Las Vegas Sun

April 26, 2024

Water District key to Rhodes school site

The halt to construction at Rhodes Ranch came closer to an end Wednesday -- but the final step has not yet been taken.

Representatives of Rhodes Homes, the company building the residential subdivision in the southwest valley, and the Las Vegas Valley Water District, the agency which may be the last hurdle to approval of a new school site, huddled Wednesday.

The Water District needs to give the go-ahead for the school site. Clark County Commissioner Lynette Boggs McDonald directed staff to halt processing of new building permits for Rhodes Ranch in an effort to force the company to provide a school site, a requirement of a development agreement approved by the county in 1998.

The county normally processes about 100 permits a month for Rhodes Ranch, a community of about 4,800 homes including a gated residential area.

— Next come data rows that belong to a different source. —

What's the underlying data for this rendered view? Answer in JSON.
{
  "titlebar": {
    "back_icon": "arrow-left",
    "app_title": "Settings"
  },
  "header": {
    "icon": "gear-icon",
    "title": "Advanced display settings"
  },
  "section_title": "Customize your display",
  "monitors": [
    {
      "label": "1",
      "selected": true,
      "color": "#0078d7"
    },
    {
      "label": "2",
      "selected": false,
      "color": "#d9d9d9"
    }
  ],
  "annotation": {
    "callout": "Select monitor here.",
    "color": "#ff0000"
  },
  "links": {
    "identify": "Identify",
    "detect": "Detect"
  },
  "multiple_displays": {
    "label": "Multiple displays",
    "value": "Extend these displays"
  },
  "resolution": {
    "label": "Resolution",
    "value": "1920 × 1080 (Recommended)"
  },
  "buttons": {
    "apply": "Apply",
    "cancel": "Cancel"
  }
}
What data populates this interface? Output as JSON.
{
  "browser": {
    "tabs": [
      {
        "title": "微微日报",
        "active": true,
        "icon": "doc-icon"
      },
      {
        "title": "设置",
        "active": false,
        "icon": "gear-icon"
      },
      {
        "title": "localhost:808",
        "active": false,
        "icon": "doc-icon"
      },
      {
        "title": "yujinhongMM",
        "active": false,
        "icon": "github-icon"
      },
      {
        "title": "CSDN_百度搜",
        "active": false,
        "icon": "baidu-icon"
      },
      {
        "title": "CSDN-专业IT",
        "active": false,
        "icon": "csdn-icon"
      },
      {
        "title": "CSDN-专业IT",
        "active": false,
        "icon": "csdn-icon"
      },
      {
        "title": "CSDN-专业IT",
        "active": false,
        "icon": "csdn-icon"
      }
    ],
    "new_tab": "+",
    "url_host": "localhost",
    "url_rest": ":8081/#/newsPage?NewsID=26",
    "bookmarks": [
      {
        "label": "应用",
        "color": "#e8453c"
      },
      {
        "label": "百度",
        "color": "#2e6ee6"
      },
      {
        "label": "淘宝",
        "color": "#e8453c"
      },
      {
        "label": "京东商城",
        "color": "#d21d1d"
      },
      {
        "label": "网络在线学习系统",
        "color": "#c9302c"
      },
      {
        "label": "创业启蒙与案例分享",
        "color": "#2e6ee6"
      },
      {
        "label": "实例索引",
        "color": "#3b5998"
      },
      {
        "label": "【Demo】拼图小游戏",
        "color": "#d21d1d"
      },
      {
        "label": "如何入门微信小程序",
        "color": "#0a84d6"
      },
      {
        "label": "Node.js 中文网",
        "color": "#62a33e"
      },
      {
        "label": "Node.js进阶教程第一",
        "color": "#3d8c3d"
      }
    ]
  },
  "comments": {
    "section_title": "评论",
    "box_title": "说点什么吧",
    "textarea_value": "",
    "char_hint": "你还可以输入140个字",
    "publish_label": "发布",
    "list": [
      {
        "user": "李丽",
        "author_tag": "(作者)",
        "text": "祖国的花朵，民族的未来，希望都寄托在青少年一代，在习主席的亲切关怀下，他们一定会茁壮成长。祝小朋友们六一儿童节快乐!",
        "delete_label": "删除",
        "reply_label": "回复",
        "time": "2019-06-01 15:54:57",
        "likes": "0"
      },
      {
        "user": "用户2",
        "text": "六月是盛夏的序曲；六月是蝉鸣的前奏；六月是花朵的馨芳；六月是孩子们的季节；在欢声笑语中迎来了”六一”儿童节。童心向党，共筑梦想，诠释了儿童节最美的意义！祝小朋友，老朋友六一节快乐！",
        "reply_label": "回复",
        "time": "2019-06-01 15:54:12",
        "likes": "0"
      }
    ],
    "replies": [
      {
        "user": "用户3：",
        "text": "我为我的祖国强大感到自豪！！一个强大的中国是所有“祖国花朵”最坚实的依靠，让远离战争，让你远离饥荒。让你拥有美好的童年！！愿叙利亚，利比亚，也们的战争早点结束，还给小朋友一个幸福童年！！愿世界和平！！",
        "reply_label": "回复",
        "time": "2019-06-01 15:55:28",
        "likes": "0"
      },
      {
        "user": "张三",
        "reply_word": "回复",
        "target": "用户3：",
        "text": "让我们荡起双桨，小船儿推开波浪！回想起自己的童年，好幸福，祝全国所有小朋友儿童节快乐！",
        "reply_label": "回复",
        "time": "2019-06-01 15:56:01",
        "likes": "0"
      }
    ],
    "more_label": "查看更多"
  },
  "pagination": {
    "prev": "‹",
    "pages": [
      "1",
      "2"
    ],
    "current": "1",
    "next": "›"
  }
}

At build-out, Rhodes Ranch is expected to have 9,000 homes.

Boggs McDonald said Wednesday that the concern is that schools near the subdivision are being overburdened with children. The Clark County School District had, but relinquished, school sites in Rhodes Ranch after the developer said the subdivision would be "age restricted" to seniors without young children.

However, Rhodes Homes changed marketing strategies about five years ago and now allows families with children. Since then, no new school site has been approved. The company this week said it has identified a 12-acre site at Grand Canyon Drive and Ford Avenue.

The Water District, however, raised concerns about the suitability of the site because it does not now have water service. Dean Walker, Rhodes Homes vice president of business development, said his company and Water District representatives met Wednesday and made progress on resolving the outstanding issue.

"It went really well," he said. The company and the agency discussed several different alternatives in terms of bringing reliable water to the site, he said.

"Our goal is to get with Lynette Boggs McDonald, the Water District and the School District, sit down with them and see which alternative is best," Walker said.

Boggs McDonald said the meeting should occur within the next few days.

"We need to pull together a meeting with the Water District, the School District, the (Clark County) planning department, Rhodes and all the parties that have some stake," she said. "It seems like we're getting close, but the key is the engineering issue, to be able to serve that site (with water).

"I want everyone sitting around the table at the same time, hearing the same information," Boggs McDonald said. "Before we can sing 'Kumbaya,' we all have to have the same sheet music."

J.C. Davis, Water District spokesman, said Wednesday's meeting helped his agency understand the issues. The next meeting, bringing together all the parties, should help resolve the issue, he said.